The Federal Railways has agreed to stop collecting passenger data via the new electronic SwissPass public transport card. This follows pressure from the Federal Data Protection Commissioner and concerns about how travel data was being used.
The Federal Railways (SBB/CFF) announced on Monday that from the end of March it would stop collecting user data via its new electronic SwissPass card.
The SwissPassexternal link is a red plastic card that carries a microchip containing various travel passes, such as a half-price subscription or a national pass, allowing the holder to travel on most public transport in the country for a set fee. The card, which was introduced in August 2015, is scanned by ticket inspectors on buses and trains, and the time of day, train or route number and pass number are all saved within 90 minutes to a database.

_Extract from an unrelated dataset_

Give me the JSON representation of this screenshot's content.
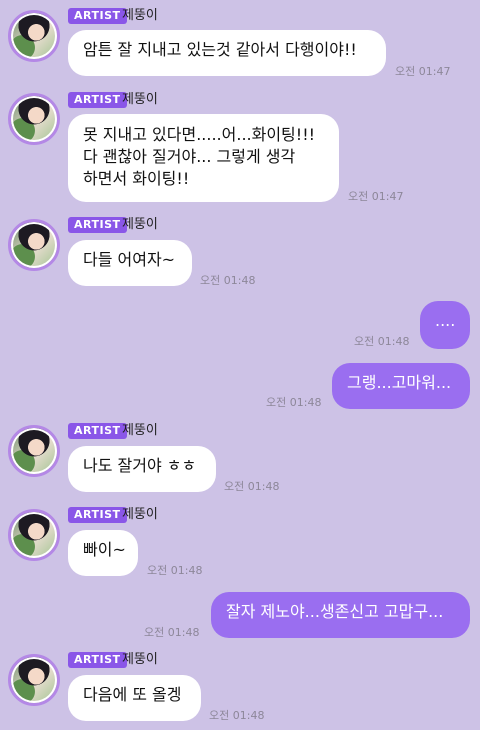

The decision to end traveller data collection follows criticism by the Federal Data Protection Commissioner (ad interim), Jean-Philippe Walter, who described it as “unnecessary” and “disproportionate”. He said many people had contacted him expressing concerns over the excessive collection. In an open letter, he said he could not rule out the possibility that the stored data was being used to create profiles of people’s movements.
The Swiss public transport union said in a statement on Monday that it was pushing for clear legal guidelines to ensure the development of “customer-friendly tariff systems”.
By mid-October, the SwissPass database already contained 3.2 million entries. The Federal Railways said that the information gathered is not being used for marketing purposes or given to third parties.